DMM Platform: Benefits of Preserving Family Stories

In my post, “Stoicism: Advancing the DMM Concept” (under Reflections), I wrote that DMM’s core value proposition is that all humans have an autobiography in their minds, but most do not have the platforms to tell their story. Scattered comments on social media, trying to express their minds, disappear into the ether within days. They do not tell the holistic story of who one is or was. Hence DMM’s Library of Minds, where one’s emotional and intellectual legacy remains stored indefinitely.

To reiterate, every person has a story to tell, but if told verbally in a gathering, it fades away within minutes. Each of us can readily recall listening to reminiscences of parents, grandparents and friends and others, their anecdotes and experiences, but they just evaporate once the gathering splits. As we age, one is increasingly thrown into the company of older people. I listen to their stories and feel regret that they will remain just words in the air, and their descendants or friends will never know the snapshots of their lives just recalled. People take digital selfies endlessly, which if preserved are available for viewing any time. But what about the intangible selfies of the mind that go unrecorded. Diaries provide one avenue for satisfying that objective, but they represent a minuscule of what source material simmers and dies anonymously in the minds of so many.

It is notable that the extent of research studies in human WellBeing is advancing exponentially, no doubt a by-product of ageing western societies. One common thread that emerges is the need to record one’s experiences and feelings on a day to day basis as a means for dealing with stresses and strains of life. So one repeated recommendation is to keep a journal. Another aspect is covered in the attached article, “The Secret Benefits of Retelling Family Stories”:

Research suggests that stories of elder members provide psychological benefits to younger family members. They help to develop a sense of identity of belonging to a ‘centre’, of being part of those stories. The intergenerational stories anchor them within a larger personal group, helping to evolve a set of ‘life guideposts’ and values from the experiences (e.g. coping with adversity) and feelings (e.g. anger, sadness, etc.) of their age seniors. These serve to diminish potential behavioural problems.
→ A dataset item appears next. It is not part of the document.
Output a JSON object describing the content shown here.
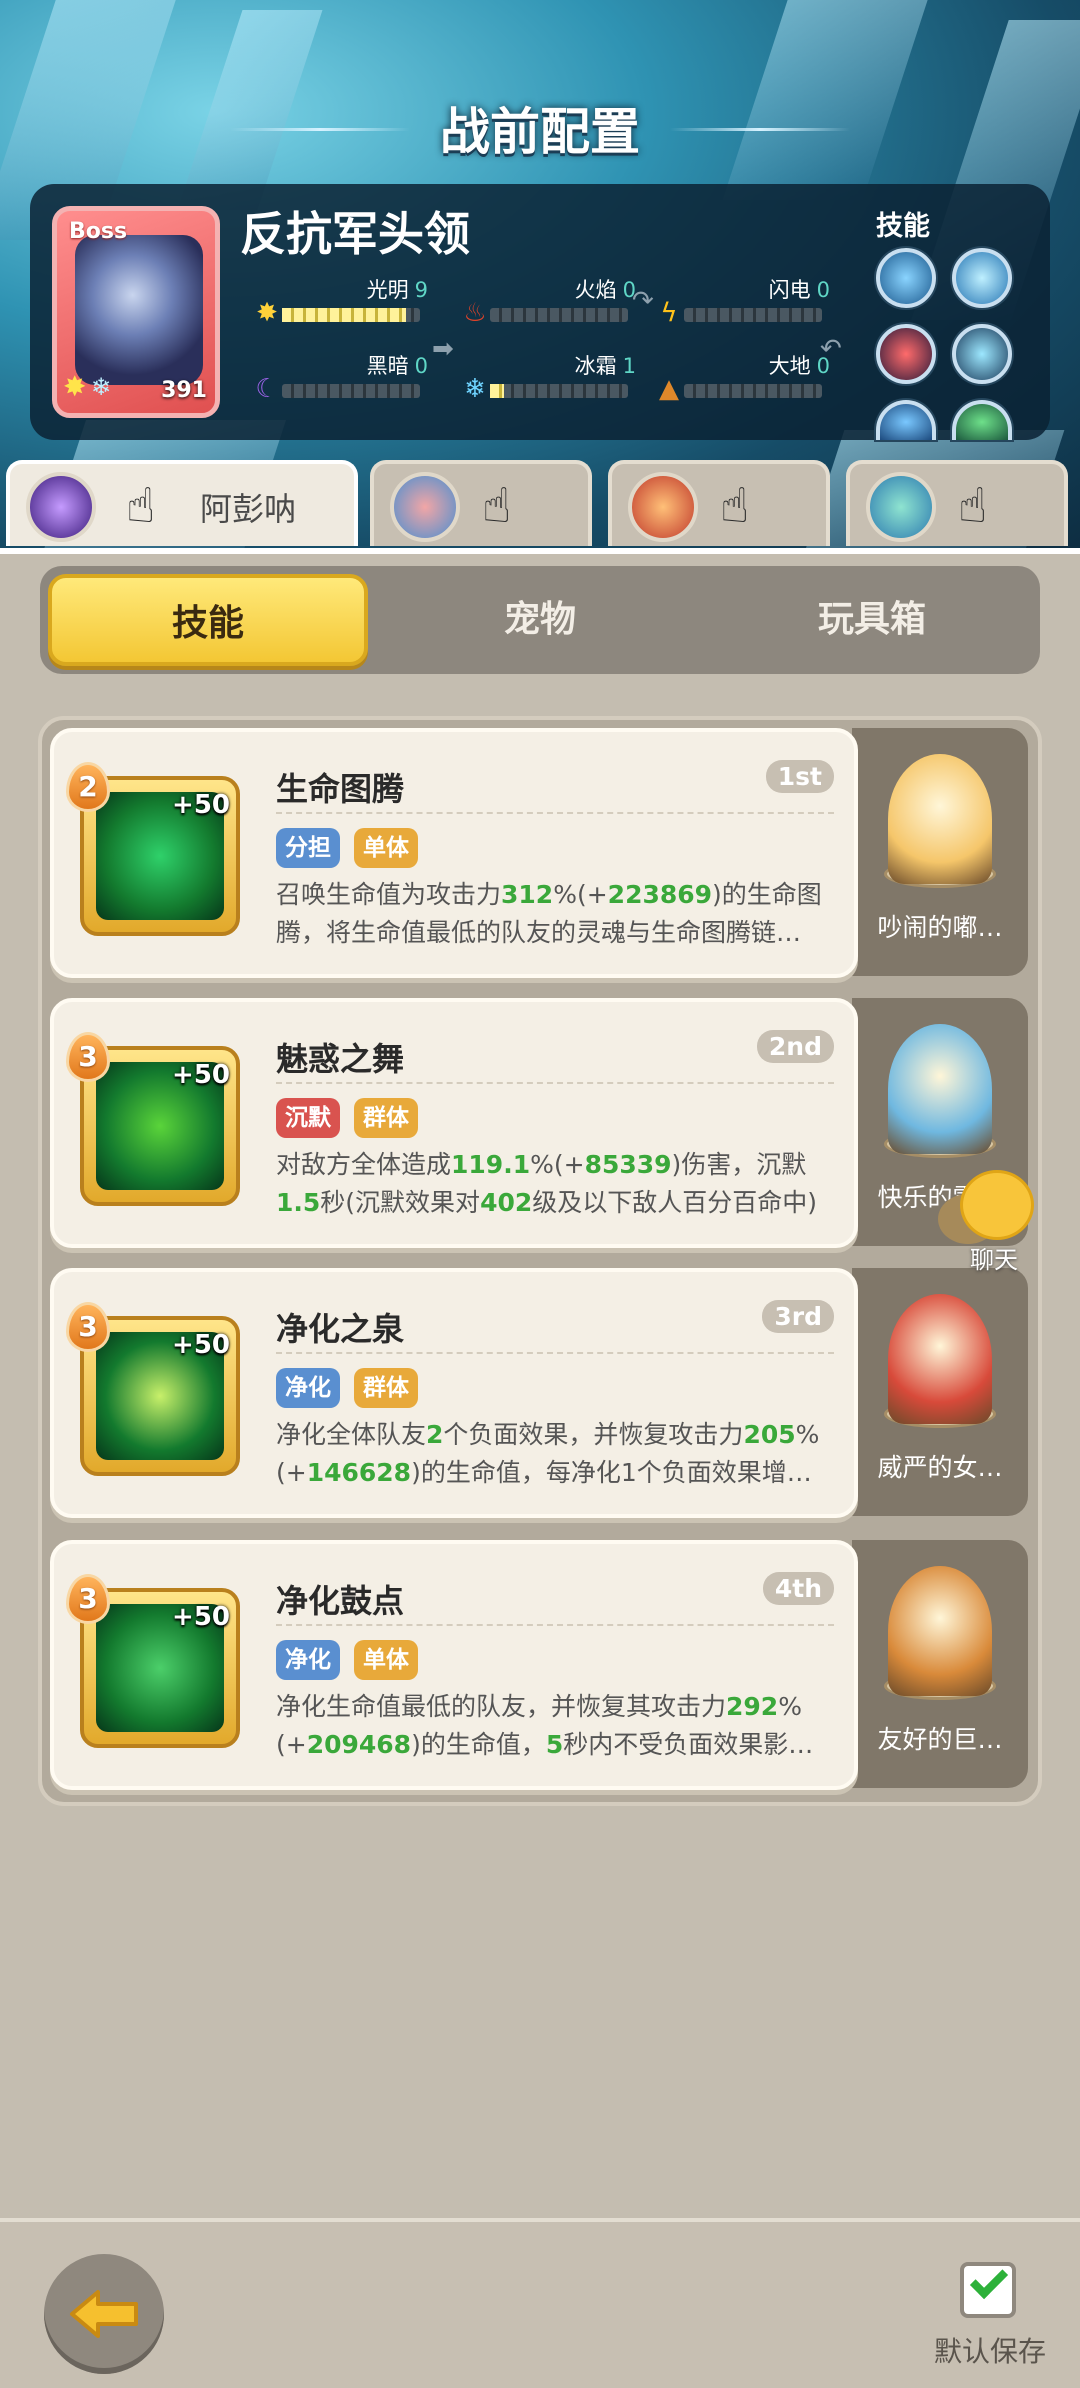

Secondly, direct or written stories have advantages over social media. As noted in my earlier article, fragments and momentary pictorial recalls soon fade away. In contrast, the interpretation of holistic stories recorded in the context of an experience or event evolves as youngsters mature.

This underlines the value of the DMM platform both as a journal of value in one’s day to day life, as well as for preserving one’s legacy for passing on to one’s descendants.